Add warnings about NFS (#7691)

* Add warnings about NFS Signed-off-by: Julien Pivotto <roidelapluie@inuits.eu>
2020-07-30 11:22:44 +02:00 · 2020-07-30 11:22:44 +02:00 · 01e3bfcd1a
parent b58a613443
commit 01e3bfcd1a
2 changed files with 10 additions and 2 deletions
--- a/cmd/prometheus/main.go
+++ b/cmd/prometheus/main.go
@ -696,7 +696,13 @@ func main() {
 					return errors.Wrapf(err, "opening storage failed")
 				}

-				level.Info(logger).Log("fs_type", prom_runtime.Statfs(cfg.localStoragePath))
+				switch fsType := prom_runtime.Statfs(cfg.localStoragePath); fsType {
+				case "NFS_SUPER_MAGIC":
+					level.Warn(logger).Log("fs_type", fsType, "msg", "This filesystem is not supported and may lead to data corruption and data loss. Please carefully read https://prometheus.io/docs/prometheus/latest/storage/ to learn more about supported filesystems.")
+				default:
+					level.Info(logger).Log("fs_type", fsType)
+				}
+
 				level.Info(logger).Log("msg", "TSDB started")
 				level.Debug(logger).Log("msg", "TSDB options",
 					"MinBlockDuration", cfg.tsdb.MinBlockDuration,
--- a/docs/storage.md
+++ b/docs/storage.md
@ -73,7 +73,9 @@ needed_disk_space = retention_time_seconds * ingested_samples_per_second * bytes

 To tune the rate of ingested samples per second, you can either reduce the number of time series you scrape (fewer targets or fewer series per target), or you can increase the scrape interval. However, reducing the number of series is likely more effective, due to compression of samples within a series.
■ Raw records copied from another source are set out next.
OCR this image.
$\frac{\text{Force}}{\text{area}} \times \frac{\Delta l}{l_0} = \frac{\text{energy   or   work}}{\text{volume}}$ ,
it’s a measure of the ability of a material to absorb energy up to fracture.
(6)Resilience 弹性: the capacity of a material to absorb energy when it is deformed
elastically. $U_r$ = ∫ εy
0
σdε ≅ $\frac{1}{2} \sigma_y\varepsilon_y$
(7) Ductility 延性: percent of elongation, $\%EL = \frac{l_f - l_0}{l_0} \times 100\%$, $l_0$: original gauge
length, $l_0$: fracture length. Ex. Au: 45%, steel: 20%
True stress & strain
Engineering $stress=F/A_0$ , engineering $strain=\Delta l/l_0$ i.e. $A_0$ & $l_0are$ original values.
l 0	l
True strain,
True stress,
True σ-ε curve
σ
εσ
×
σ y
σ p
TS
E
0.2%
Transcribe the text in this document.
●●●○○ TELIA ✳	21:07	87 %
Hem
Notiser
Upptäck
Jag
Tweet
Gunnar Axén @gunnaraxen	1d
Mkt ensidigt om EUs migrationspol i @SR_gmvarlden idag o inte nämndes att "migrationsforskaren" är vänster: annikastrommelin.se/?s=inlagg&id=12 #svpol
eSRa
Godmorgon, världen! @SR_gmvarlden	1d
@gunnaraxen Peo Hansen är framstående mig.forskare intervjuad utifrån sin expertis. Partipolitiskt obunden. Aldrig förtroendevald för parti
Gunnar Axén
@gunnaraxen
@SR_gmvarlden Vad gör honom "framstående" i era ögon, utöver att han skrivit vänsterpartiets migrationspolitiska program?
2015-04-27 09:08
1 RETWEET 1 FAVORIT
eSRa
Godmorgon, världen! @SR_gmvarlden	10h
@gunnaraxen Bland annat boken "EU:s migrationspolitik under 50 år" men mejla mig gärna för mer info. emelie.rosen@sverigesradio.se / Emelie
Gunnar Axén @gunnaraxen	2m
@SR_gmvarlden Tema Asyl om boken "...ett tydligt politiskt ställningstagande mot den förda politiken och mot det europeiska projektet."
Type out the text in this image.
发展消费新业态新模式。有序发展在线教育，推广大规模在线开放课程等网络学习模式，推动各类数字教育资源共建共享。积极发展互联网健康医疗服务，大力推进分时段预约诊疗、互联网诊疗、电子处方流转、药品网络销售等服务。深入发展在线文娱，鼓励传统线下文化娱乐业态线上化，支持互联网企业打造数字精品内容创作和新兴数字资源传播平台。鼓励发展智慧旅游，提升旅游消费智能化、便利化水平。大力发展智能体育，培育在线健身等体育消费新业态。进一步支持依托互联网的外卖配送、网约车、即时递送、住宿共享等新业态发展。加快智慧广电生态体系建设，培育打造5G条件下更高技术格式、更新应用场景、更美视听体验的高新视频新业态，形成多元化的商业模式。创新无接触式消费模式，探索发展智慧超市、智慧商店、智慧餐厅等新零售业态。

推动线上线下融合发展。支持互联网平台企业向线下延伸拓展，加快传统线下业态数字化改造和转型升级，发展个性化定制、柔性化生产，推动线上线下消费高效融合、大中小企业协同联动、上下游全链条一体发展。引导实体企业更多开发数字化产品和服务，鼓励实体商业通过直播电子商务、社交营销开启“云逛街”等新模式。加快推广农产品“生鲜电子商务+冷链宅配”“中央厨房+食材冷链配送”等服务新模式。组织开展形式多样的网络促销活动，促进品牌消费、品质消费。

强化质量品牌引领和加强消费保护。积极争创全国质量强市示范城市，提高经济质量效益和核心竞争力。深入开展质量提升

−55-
-If your local storage becomes corrupted for whatever reason, your best bet is to shut down Prometheus and remove the entire storage directory. Non POSIX compliant filesystems are not supported by Prometheus's local storage, corruptions may happen, without possibility to recover. NFS is only potentially POSIX, most implementations are not. You can try removing individual block directories to resolve the problem, this means losing a time window of around two hours worth of data per block directory. Again, Prometheus's local storage is not meant as durable long-term storage.
+If your local storage becomes corrupted for whatever reason, your best bet is to shut down Prometheus and remove the entire storage directory. You can try removing individual block directories, or WAL directory, to resolve the problem, this means losing a time window of around two hours worth of data per block directory. Again, Prometheus's local storage is not meant as durable long-term storage.
+
+CAUTION: Non-POSIX compliant filesystems are not supported by Prometheus' local storage as unrecoverable corruptions may happen. NFS filesystems (including AWS's EFS) are not supported. NFS could be POSIX-compliant, but most implementations are not. It is strongly recommended to use a local filesystem for reliability.

 If both time and size retention policies are specified, whichever policy triggers first will be used at that instant.